Ромка обрадовался тому, что старик сам начал разговор, да к тому же шутливый. Теперь можно рассказать о своих приключениях.

Мартынчук поддакивал внуку, а сам развязывал банку. Положив на блюдечко две ложки варенья, протянул мальчику.

— Значит, барчуку ты всыпал как следует?

— Умгу-у! — облизывая ложку, утвердительно кивнул Ромка.

Старик набрал еще одну ложку варенья и положил на блюдце.

— Только ихний кучер мне руки скрутил.

— Холера б его скрутила!

— Он здоровый!

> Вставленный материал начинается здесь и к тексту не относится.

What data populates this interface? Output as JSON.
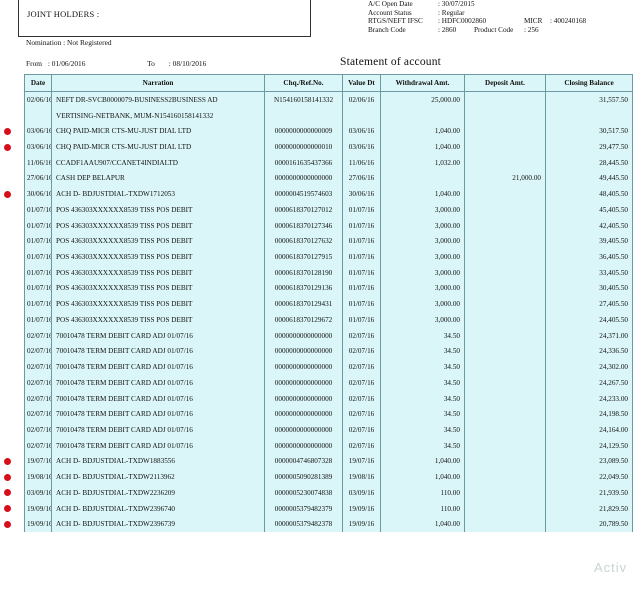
{
  "header": {
    "joint_holders_label": "JOINT HOLDERS :",
    "account_info": [
      {
        "key": "A/C Open Date",
        "value": ":  30/07/2015"
      },
      {
        "key": "Account Status",
        "value": ":  Regular"
      },
      {
        "key": "RTGS/NEFT IFSC",
        "value": ":  HDFC0002860",
        "extra_key": "MICR",
        "extra_value": ":  400240168"
      },
      {
        "key": "Branch Code",
        "value": ":  2860",
        "extra_key": "Product Code",
        "extra_value": ":  256"
      }
    ],
    "nomination": "Nomination :  Not Registered",
    "from_label": "From",
    "from_date": ":  01/06/2016",
    "to_label": "To",
    "to_date": ":  08/10/2016"
  },
  "statement_title": "Statement of account",
  "columns": [
    "Date",
    "Narration",
    "Chq./Ref.No.",
    "Value Dt",
    "Withdrawal Amt.",
    "Deposit Amt.",
    "Closing Balance"
  ],
  "rows": [
    {
      "date": "02/06/16",
      "narr": "NEFT DR-SVCB0000079-BUSINESS2BUSINESS AD",
      "chq": "N154160158141332",
      "val": "02/06/16",
      "wd": "25,000.00",
      "dep": "",
      "bal": "31,557.50",
      "mark": false
    },
    {
      "date": "",
      "narr": "VERTISING-NETBANK, MUM-N154160158141332",
      "chq": "",
      "val": "",
      "wd": "",
      "dep": "",
      "bal": "",
      "mark": false
    },
    {
      "date": "03/06/16",
      "narr": "CHQ PAID-MICR CTS-MU-JUST DIAL LTD",
      "chq": "0000000000000009",
      "val": "03/06/16",
      "wd": "1,040.00",
      "dep": "",
      "bal": "30,517.50",
      "mark": true
    },
    {
      "date": "03/06/16",
      "narr": "CHQ PAID-MICR CTS-MU-JUST DIAL LTD",
      "chq": "0000000000000010",
      "val": "03/06/16",
      "wd": "1,040.00",
      "dep": "",
      "bal": "29,477.50",
      "mark": true
    },
    {
      "date": "11/06/16",
      "narr": "CCADF1AAU907/CCANET4INDIALTD",
      "chq": "0000161635437366",
      "val": "11/06/16",
      "wd": "1,032.00",
      "dep": "",
      "bal": "28,445.50",
      "mark": false
    },
    {
      "date": "27/06/16",
      "narr": "CASH DEP BELAPUR",
      "chq": "0000000000000000",
      "val": "27/06/16",
      "wd": "",
      "dep": "21,000.00",
      "bal": "49,445.50",
      "mark": false
    },
    {
      "date": "30/06/16",
      "narr": "ACH D- BDJUSTDIAL-TXDW1712053",
      "chq": "0000004519574603",
      "val": "30/06/16",
      "wd": "1,040.00",
      "dep": "",
      "bal": "48,405.50",
      "mark": true
    },
    {
      "date": "01/07/16",
      "narr": "POS 436303XXXXXX8539 TISS POS DEBIT",
      "chq": "0000618370127012",
      "val": "01/07/16",
      "wd": "3,000.00",
      "dep": "",
      "bal": "45,405.50",
      "mark": false
    },
    {
      "date": "01/07/16",
      "narr": "POS 436303XXXXXX8539 TISS POS DEBIT",
      "chq": "0000618370127346",
      "val": "01/07/16",
      "wd": "3,000.00",
      "dep": "",
      "bal": "42,405.50",
      "mark": false
    },
    {
      "date": "01/07/16",
      "narr": "POS 436303XXXXXX8539 TISS POS DEBIT",
      "chq": "0000618370127632",
      "val": "01/07/16",
      "wd": "3,000.00",
      "dep": "",
      "bal": "39,405.50",
      "mark": false
    },
    {
      "date": "01/07/16",
      "narr": "POS 436303XXXXXX8539 TISS POS DEBIT",
      "chq": "0000618370127915",
      "val": "01/07/16",
      "wd": "3,000.00",
      "dep": "",
      "bal": "36,405.50",
      "mark": false
    },
    {
      "date": "01/07/16",
      "narr": "POS 436303XXXXXX8539 TISS POS DEBIT",
      "chq": "0000618370128190",
      "val": "01/07/16",
      "wd": "3,000.00",
      "dep": "",
      "bal": "33,405.50",
      "mark": false
    },
    {
      "date": "01/07/16",
      "narr": "POS 436303XXXXXX8539 TISS POS DEBIT",
      "chq": "0000618370129136",
      "val": "01/07/16",
      "wd": "3,000.00",
      "dep": "",
      "bal": "30,405.50",
      "mark": false
    },
    {
      "date": "01/07/16",
      "narr": "POS 436303XXXXXX8539 TISS POS DEBIT",
      "chq": "0000618370129431",
      "val": "01/07/16",
      "wd": "3,000.00",
      "dep": "",
      "bal": "27,405.50",
      "mark": false
    },
    {
      "date": "01/07/16",
      "narr": "POS 436303XXXXXX8539 TISS POS DEBIT",
      "chq": "0000618370129672",
      "val": "01/07/16",
      "wd": "3,000.00",
      "dep": "",
      "bal": "24,405.50",
      "mark": false
    },
    {
      "date": "02/07/16",
      "narr": "70010478 TERM DEBIT CARD ADJ 01/07/16",
      "chq": "0000000000000000",
      "val": "02/07/16",
      "wd": "34.50",
      "dep": "",
      "bal": "24,371.00",
      "mark": false
    },
    {
      "date": "02/07/16",
      "narr": "70010478 TERM DEBIT CARD ADJ 01/07/16",
      "chq": "0000000000000000",
      "val": "02/07/16",
      "wd": "34.50",
      "dep": "",
      "bal": "24,336.50",
      "mark": false
    },
    {
      "date": "02/07/16",
      "narr": "70010478 TERM DEBIT CARD ADJ 01/07/16",
      "chq": "0000000000000000",
      "val": "02/07/16",
      "wd": "34.50",
      "dep": "",
      "bal": "24,302.00",
      "mark": false
    },
    {
      "date": "02/07/16",
      "narr": "70010478 TERM DEBIT CARD ADJ 01/07/16",
      "chq": "0000000000000000",
      "val": "02/07/16",
      "wd": "34.50",
      "dep": "",
      "bal": "24,267.50",
      "mark": false
    },
    {
      "date": "02/07/16",
      "narr": "70010478 TERM DEBIT CARD ADJ 01/07/16",
      "chq": "0000000000000000",
      "val": "02/07/16",
      "wd": "34.50",
      "dep": "",
      "bal": "24,233.00",
      "mark": false
    },
    {
      "date": "02/07/16",
      "narr": "70010478 TERM DEBIT CARD ADJ 01/07/16",
      "chq": "0000000000000000",
      "val": "02/07/16",
      "wd": "34.50",
      "dep": "",
      "bal": "24,198.50",
      "mark": false
    },
    {
      "date": "02/07/16",
      "narr": "70010478 TERM DEBIT CARD ADJ 01/07/16",
      "chq": "0000000000000000",
      "val": "02/07/16",
      "wd": "34.50",
      "dep": "",
      "bal": "24,164.00",
      "mark": false
    },
    {
      "date": "02/07/16",
      "narr": "70010478 TERM DEBIT CARD ADJ 01/07/16",
      "chq": "0000000000000000",
      "val": "02/07/16",
      "wd": "34.50",
      "dep": "",
      "bal": "24,129.50",
      "mark": false
    },
    {
      "date": "19/07/16",
      "narr": "ACH D- BDJUSTDIAL-TXDW1883556",
      "chq": "0000004746807328",
      "val": "19/07/16",
      "wd": "1,040.00",
      "dep": "",
      "bal": "23,089.50",
      "mark": true
    },
    {
      "date": "19/08/16",
      "narr": "ACH D- BDJUSTDIAL-TXDW2113962",
      "chq": "0000005090281389",
      "val": "19/08/16",
      "wd": "1,040.00",
      "dep": "",
      "bal": "22,049.50",
      "mark": true
    },
    {
      "date": "03/09/16",
      "narr": "ACH D- BDJUSTDIAL-TXDW2236209",
      "chq": "0000005230074838",
      "val": "03/09/16",
      "wd": "110.00",
      "dep": "",
      "bal": "21,939.50",
      "mark": true
    },
    {
      "date": "19/09/16",
      "narr": "ACH D- BDJUSTDIAL-TXDW2396740",
      "chq": "0000005379482379",
      "val": "19/09/16",
      "wd": "110.00",
      "dep": "",
      "bal": "21,829.50",
      "mark": true
    },
    {
      "date": "19/09/16",
      "narr": "ACH D- BDJUSTDIAL-TXDW2396739",
      "chq": "0000005379482378",
      "val": "19/09/16",
      "wd": "1,040.00",
      "dep": "",
      "bal": "20,789.50",
      "mark": true
    }
  ],
  "watermark": "Activ"
}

Отакенный! — Ромка встал и поднял руку вверх.

— Говоришь, что за тебя заступился…

— Иван Сокол, — гордо ответил Ромка, перестав даже облизывать ложку.

— Не горюй, Ромцю, пойдешь в науку к своему отцу.

— Тато не хотят, мол, каменщик — профессия сезонная. Они хотят, чтобы я слесарем стал.

— Ну, что ж, и слесарем можно. На мастерской Зозуляка свет клином не сошелся. Не одна она в городе.

Больше всего взволновало старика известие о том, что Гай ранен. Понизив голос он переспросил:

— Ты говоришь, внучек, что Кузьма прячется у Сокола?

— Дедусь, — с укором отозвался Ромка, — об этом тато только Богдану Ясеню по секрету сказал, а я случайно услышал…

— Хорошо, не беспокойся, — усмехнулся Остап.

Мартынчук на минуту призадумался, потом вдруг решительно встал и сказал внуку:

— Пошли!

— Куда, дедусь? — мальчик с сожалением покосился на банку с вареньем.

— Живее одевайся.

Дед достал из шкафа черную бутылку с вишневой наливкой, поверх пробки обмотал чистой белой тряпочкой и, одевшись, спрятал бутылку за пазуху. Погасили лампу и вышли из дворницкой.

Нежданных гостей Сокол встретил приветливо.

— Жаль, Оля с детьми ушли в гости, — сказал он, пожимая руку Остапу Мартынчуку. — О, и ты пришел, искатель клада! Входи, входи. Ваш внук — настоящий герой!

Смущаясь от похвалы, Ромка застенчиво спрятался за спину Остапа.

— Давно мы не виделись, Иван, — проговорил Мартынчук, обнимая Сокола. Ромка удивился: «Эге, да они давно знакомы!»

— Входите сюда, прошу, — Сокол открыл дверь.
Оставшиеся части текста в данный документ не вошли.